I call it the middle range stare. It’s not the thousand yard stare that most people think of as post traumatic stress syndrome. It’s not the furtive backward glance like I imagine Lot’s wife had before her pillarization. It is a steady slack jawed, mouth slightly open eyes focused on nothing stare.
Further analysis reveals that I’m not thinking about very much either. I’m staring into middle distance and not thinking about much of anything, but I’m thinking about this, because part of the Lenten journey is about staring and glancing and focusing. Jesus focuses on going up to Jerusalem and sets his face like flint. Enemies scurry in the background intensely watching to catch Jesus in some trap. He begs his disciples in time of trial to “watch” with him but they get the falling asleep paralysis and can’t see much of anything.
During Holy Week Jesus is in the temple area almost exclusively, being questioned and examined and watched. Jewish Christians believe this is a fulfillment of the Law that the Passover lamb had to be examined in public for three days to make sure it had no spot or blemish.
At the last supper there is the furtive glancing around for the traitor and the backward glances of guilty consciences who know full well that betrayal is perfectly possible with each of them.

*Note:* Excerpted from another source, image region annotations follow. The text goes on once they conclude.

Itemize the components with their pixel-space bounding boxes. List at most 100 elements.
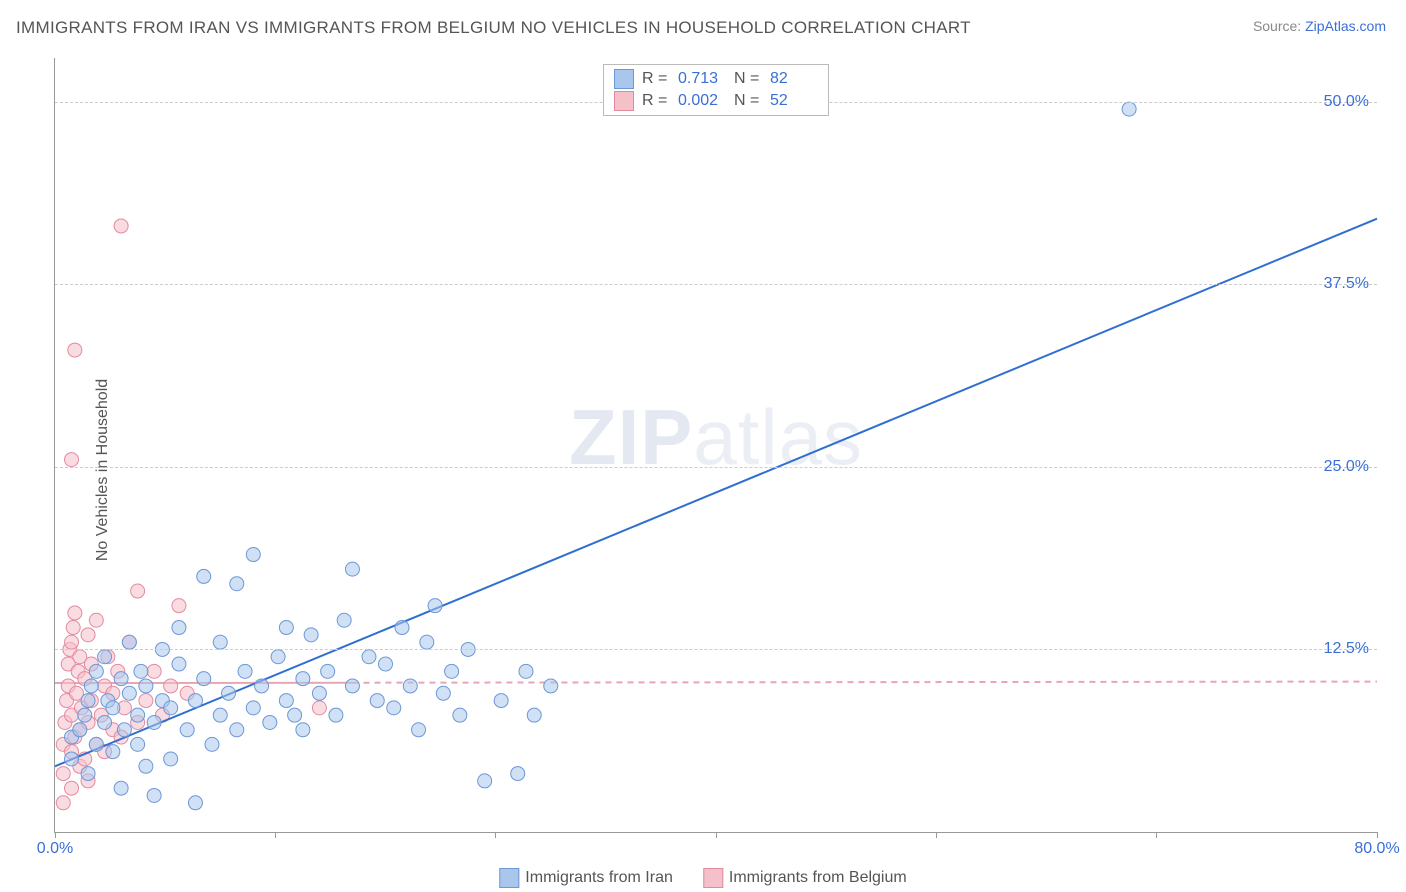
data-point xyxy=(122,686,136,700)
r-label: R = xyxy=(642,70,670,88)
data-point xyxy=(81,767,95,781)
n-label: N = xyxy=(734,92,762,110)
data-point xyxy=(1122,102,1136,116)
data-point xyxy=(147,664,161,678)
data-point xyxy=(329,708,343,722)
data-point xyxy=(122,635,136,649)
data-point xyxy=(68,343,82,357)
data-point xyxy=(395,621,409,635)
r-label: R = xyxy=(642,92,670,110)
legend-correlation: R = 0.713 N = 82 R = 0.002 N = 52 xyxy=(603,64,829,116)
data-point xyxy=(312,701,326,715)
data-point xyxy=(213,708,227,722)
data-point xyxy=(89,737,103,751)
data-point xyxy=(197,672,211,686)
n-label: N = xyxy=(734,70,762,88)
plot-svg xyxy=(55,58,1377,832)
data-point xyxy=(65,752,79,766)
data-point xyxy=(139,694,153,708)
x-tick xyxy=(495,832,496,838)
x-tick xyxy=(1377,832,1378,838)
data-point xyxy=(68,606,82,620)
data-point xyxy=(131,708,145,722)
y-tick-label: 25.0% xyxy=(1324,458,1369,476)
data-point xyxy=(81,694,95,708)
swatch-belgium xyxy=(614,91,634,111)
data-point xyxy=(453,708,467,722)
data-point xyxy=(230,577,244,591)
data-point xyxy=(238,664,252,678)
data-point xyxy=(321,664,335,678)
data-point xyxy=(271,650,285,664)
data-point xyxy=(197,569,211,583)
legend-item-iran: Immigrants from Iran xyxy=(499,868,673,888)
data-point xyxy=(172,621,186,635)
data-point xyxy=(478,774,492,788)
legend-label-iran: Immigrants from Iran xyxy=(525,869,673,887)
plot-area: ZIPatlas R = 0.713 N = 82 R = 0.002 N = … xyxy=(54,58,1377,833)
data-point xyxy=(89,664,103,678)
legend-row-iran: R = 0.713 N = 82 xyxy=(614,69,818,89)
gridline xyxy=(55,284,1377,285)
data-point xyxy=(304,628,318,642)
data-point xyxy=(544,679,558,693)
legend-row-belgium: R = 0.002 N = 52 xyxy=(614,91,818,111)
data-point xyxy=(78,708,92,722)
data-point xyxy=(205,737,219,751)
chart-title: IMMIGRANTS FROM IRAN VS IMMIGRANTS FROM … xyxy=(16,18,971,38)
data-point xyxy=(180,723,194,737)
data-point xyxy=(279,694,293,708)
gridline xyxy=(55,649,1377,650)
data-point xyxy=(89,613,103,627)
r-value-iran: 0.713 xyxy=(678,70,726,88)
data-point xyxy=(147,788,161,802)
data-point xyxy=(379,657,393,671)
x-tick-label-start: 0.0% xyxy=(37,840,73,858)
data-point xyxy=(84,679,98,693)
data-point xyxy=(436,686,450,700)
data-point xyxy=(81,628,95,642)
data-point xyxy=(255,679,269,693)
data-point xyxy=(164,752,178,766)
data-point xyxy=(370,694,384,708)
data-point xyxy=(213,635,227,649)
data-point xyxy=(337,613,351,627)
data-point xyxy=(56,796,70,810)
data-point xyxy=(222,686,236,700)
x-tick xyxy=(275,832,276,838)
data-point xyxy=(288,708,302,722)
legend-label-belgium: Immigrants from Belgium xyxy=(729,869,907,887)
x-tick xyxy=(55,832,56,838)
trend-line-dashed xyxy=(352,682,1377,683)
swatch-iran xyxy=(499,868,519,888)
legend-item-belgium: Immigrants from Belgium xyxy=(703,868,907,888)
data-point xyxy=(296,723,310,737)
data-point xyxy=(114,219,128,233)
r-value-belgium: 0.002 xyxy=(678,92,726,110)
data-point xyxy=(139,759,153,773)
data-point xyxy=(263,715,277,729)
x-tick xyxy=(1156,832,1157,838)
source-prefix: Source: xyxy=(1253,18,1305,34)
y-tick-label: 12.5% xyxy=(1324,640,1369,658)
data-point xyxy=(65,453,79,467)
data-point xyxy=(312,686,326,700)
y-tick-label: 37.5% xyxy=(1324,275,1369,293)
data-point xyxy=(345,679,359,693)
data-point xyxy=(164,701,178,715)
data-point xyxy=(66,621,80,635)
legend-series: Immigrants from Iran Immigrants from Bel… xyxy=(499,868,906,888)
data-point xyxy=(188,796,202,810)
gridline xyxy=(55,467,1377,468)
swatch-belgium xyxy=(703,868,723,888)
data-point xyxy=(445,664,459,678)
data-point xyxy=(172,657,186,671)
data-point xyxy=(412,723,426,737)
data-point xyxy=(73,723,87,737)
data-point xyxy=(420,635,434,649)
n-value-iran: 82 xyxy=(770,70,818,88)
source-link[interactable]: ZipAtlas.com xyxy=(1305,18,1386,34)
data-point xyxy=(188,694,202,708)
data-point xyxy=(279,621,293,635)
data-point xyxy=(511,767,525,781)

Jesus had the vision. It was a 360• panoramic view of all things before the world even began. No furtive look back but a full scale scan of a plan working already in Eden. Then the laser focus of getting to Jerusalem. Those looking would see everything that God established to help humanity, the church, the State, even the family turn against the God who made them. Jesus, from the cross focuses on those trying to kill him, and forgives them. He cares for his mother. He watches out for us. He dies.
He had the big picture. Through everything he saw the joy set before him and he endured the cross and despised the shame. The joy is you. Christ did this all for you. Your the joy he saw when he looked ahead.
Now our job is to fix our eyes on him. A focused stare while watching out for our neighbors. A steady gaze that leads though all the changes and chances of life to life every lasting.